1.6.2 In de kennisgeving moet:

a.gemotiveerd worden dat de proefneming noodzakelijk is om informatie te vergaren over de technische haalbaarheid van de te gebruiken alternatieve stof/afvalstof, techniek en/of proces en deze informatie niet op een andere wijze kan worden verkregen;

b.beschreven worden welke alternatieve stof/afvalstof, techniek en/of proces de proefneming betreft, met vermelding van de te gebruiken hoeveelheid / in te zetten capaciteit;

c.beschreven worden welke wijzigingen in installaties en procesvoeringen benodigd zijn;

d.beschreven worden welke milieugevolgen tijdens de proefneming voor de omgeving te verwachten zijn en op welke wijze deze zullen worden geregistreerd en beheerst;

e.aangetoond worden dat ten gevolge van de proefneming de ingevolge de vergunde situatie geldende milieuhygiënische randvoorwaarden niet zullen worden overschreden;

f. de looptijd vermeld worden van de proefneming, voor een proefneming geldt een maximumtermijn van ten hoogste zes maanden.

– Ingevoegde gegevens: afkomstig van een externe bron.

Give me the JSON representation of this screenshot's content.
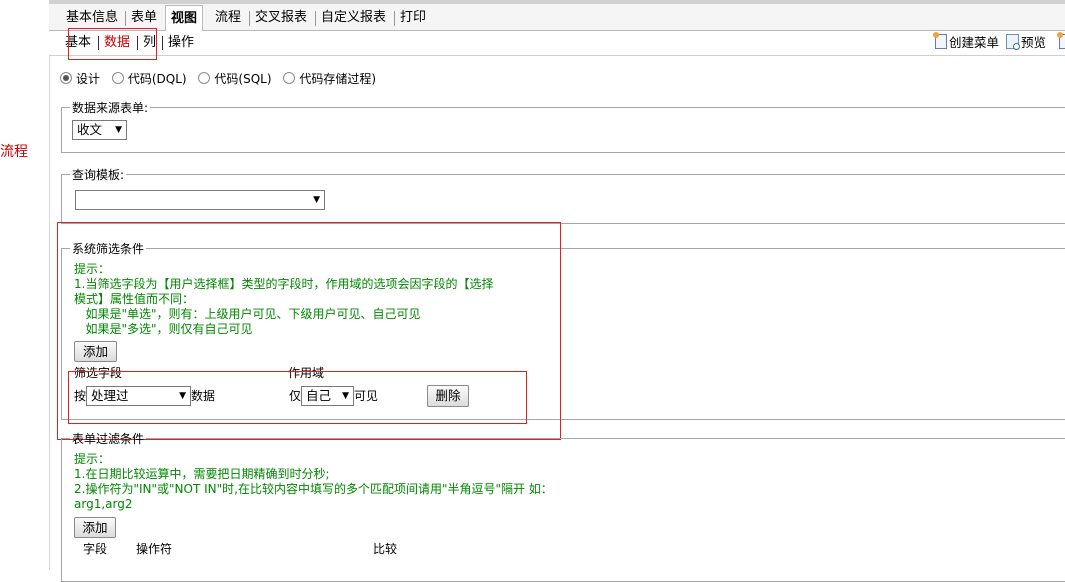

In het geval de proefneming het verwerken van andere afvalstoffen betreft moet tevens in de kennisgeving worden aangegeven dat:

g.de proefneming dient om een gelijkwaardige of meer hoogwaardige techniek voor be- of verwerking van afvalstoffen te ontwikkelen dan de techniek die in het LAP als minimumstandaard is beschreven en de implementatie daarvan te onderzoeken;

h.de bij de proefneming te be- of verwerken hoeveelheid afvalstoffen niet meer is dan benodigd voor de ontwikkeling van de nieuwe techniek en het onderzoek van de implementatie daarvan.

(bestaand voorschrift 2 uit de veranderingsvergunning d.d. 03-06-2015, onder kenmerk 2015015035)

(9)

1.6.3 Indien niet met zekerheid kan worden gesteld dat aan punt e van voorschrift 1.6.2 wordt voldaan, mag vergunninghouder in afwijking van voorschrift 1.6.1 - mits hiervoor vooraf schriftelijk goedkeuring is verleend door het bevoegd gezag- alsnog een proef uitvoeren, indien wordt voldaan aan de voorwaarden zoals gesteld in onderstaande voorschriften.

(bestaand voorschrift 3 uit de veranderingsvergunning d.d. 03-06-2015, onder kenmerk 2015015035)

1.6.4 Een goedkeuringsbesluit wordt slechts verleend indien:

a.het verzoek om goedkeuring minimaal zes weken voor de beoogde aanvang van de proefneming is overgelegd;

b.de proefneming noodzakelijk is om informatie te vergaren over de technische haalbaarheid van de te . gebruiken alternatieve stof/afvalstof, techniek en/of proces en deze informatie niet op een andere wijze kan worden verkregen;

c.beschreven is welke alternatieve stof/afvalstof, techniek en/of proces de proefneming betreft, met vermelding van de te gebruiken hoeveelheid / in te zetten capaciteit;

d.beschreven is welke wijzigingen in installaties en procesvoeringen benodigd zijn;

e.beschreven is welke milieugevolgen tijdens de proefneming voor de omgeving te verwachten zijn, hoe deze zich verhouden tot de ingevolge de vergunde situatie geldende milieuhygiënische randvoorwaarden en op welke wijze deze zullen worden geregistreerd en beheerst;

f. de looptijd van de proefneming vermeld is; voor de proefneming geldt een maximumtermijn van ten hoogste zes maanden.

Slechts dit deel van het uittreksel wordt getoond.